Tras leerla, lo primero que se me ocurrió fue que habían equivocado el destinatario. La carta parecía dirigida al exgeneral Óscar Naranjo, con quien, a todas luces, no simpatizan. No sé si por su participación en las negociaciones de La Habana, o por su ‘prematura’ llegada a la comandancia de la Policía o por su designación como vicepresidente de la República o, incluso, por la serie de televisión. Me inclino por pensar que por todas ellas. Pero nada de fondo, en la calenturienta misiva, sobre la institución que demanda este nuevo país. Difícil avanzar así, en medio de los odios y los conflictos personales.

El Gobierno no debería rehuir este debate y presentar un proyecto de ley que responda a los grandes desafíos de la Policía Nacional. Pues, como en el fútbol, el que no hace los goles los ve hacer, y en Colombia el Congreso suele reaccionar rápido a los temas de moda y que preocupan a la opinión pública.

Para animar el debate, me pregunto: ¿cómo perder de vista que la percepción de inseguridad llegó al 88 % negativa y tan solo un 9 % positiva? No será porque todo va muy bien en esta materia, como parecen sugerir mis críticos exgenerales.

Muchas cosas me preocupan de la situación actual: los procesos de incorporación, la falta de requisitos, los criterios de selección. La Policía solo debería recibir en sus filas a los mejores jóvenes, a los que obtengan los mayores puntajes en los procesos de selección, a los que muestren habilidades, capacidades y formación en valores y vocación de servicio. No más incorporaciones masivas y a la carrera. La Policía no puede convertirse en un reformatorio.

Como no se escogen personas con mística y compromiso, se presenta el segundo problema de extrema gravedad, que es la altísima rotación. En virtud de la decisión del Consejo de Estado, 17.000 policías se retiraron el año pasado. ¿Cómo puede ocurrir esto? ¿Cuál el costo en recursos humanos y económicos de esta rotación? Esto podría corregirse con atractivos planes de carrera y de formación.

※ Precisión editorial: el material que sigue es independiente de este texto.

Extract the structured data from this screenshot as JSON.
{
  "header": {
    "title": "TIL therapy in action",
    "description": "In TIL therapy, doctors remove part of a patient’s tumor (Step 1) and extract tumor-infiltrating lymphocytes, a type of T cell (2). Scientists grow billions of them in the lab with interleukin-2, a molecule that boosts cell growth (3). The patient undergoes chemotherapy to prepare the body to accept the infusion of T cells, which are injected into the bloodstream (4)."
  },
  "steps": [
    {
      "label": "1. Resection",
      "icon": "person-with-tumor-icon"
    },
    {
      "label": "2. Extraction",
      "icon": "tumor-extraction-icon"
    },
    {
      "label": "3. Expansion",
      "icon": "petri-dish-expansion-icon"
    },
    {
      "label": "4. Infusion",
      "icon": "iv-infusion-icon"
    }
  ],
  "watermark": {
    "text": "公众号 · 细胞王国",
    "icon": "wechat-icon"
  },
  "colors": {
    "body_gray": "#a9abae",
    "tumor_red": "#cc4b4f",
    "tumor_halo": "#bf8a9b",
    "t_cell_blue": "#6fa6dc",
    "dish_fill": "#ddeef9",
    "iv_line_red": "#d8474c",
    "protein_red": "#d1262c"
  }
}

También hay que repensar con urgencia toda la escala salarial, de beneficios y bienestar. Un agente gana 1’500.000 pesos. Después de pagar la vivienda, el transporte y la alimentación no le queda ni para mandar algo a su casa. Igual pasa con un teniente o un capitán, con poco más de dos millones, menos los descuentos de ley, inferior a un supervisor de compañía de vigilancia privada. Incorporarse y pensar en hacer una vida en la Policía debe ser una aspiración de nuestros mejores jóvenes, pero estamos lejos de esa posibilidad.

Hay que poner atención también a todas las funciones que se han asignado a la Policía. Tránsito, carreteras, judicial, estupefacientes, puertos, aduanas, contraguerrilla, orden público, fronteras, turismo, servicio diplomático, escoltas e infancia, entre muchas otras. Y en medio de todas estas responsabilidades, ¿dónde queda la seguridad ciudadana?

Tienen razón quienes señalan que las reformas deben enfocarse primariamente en el recurso humano, su formación y desarrollo. Pero eso no basta. Tenemos que repensar toda la institución en el marco constitucional, de sus relacionamientos, por ejemplo, con alcaldes y gobernadores y de su modernización.

Un llamado final: dije que hay que pensar en los jóvenes, que son el futuro de la Policía, pero también hacerlo con los mayores, con los generales, activos y retirados. Se le está haciendo tarde al Gobierno para poner orden entre los tres grupos que se disputan con lujo de deslealtad el control de la Policía. ¿O cómo es posible que el inspector general increpe públicamente al director y no pase nada? Igual ocurre en las Fuerzas Militares. A ese lamentable espectáculo de juego de poderes, el Gobierno tiene que ponerle fin y hacerlo ya.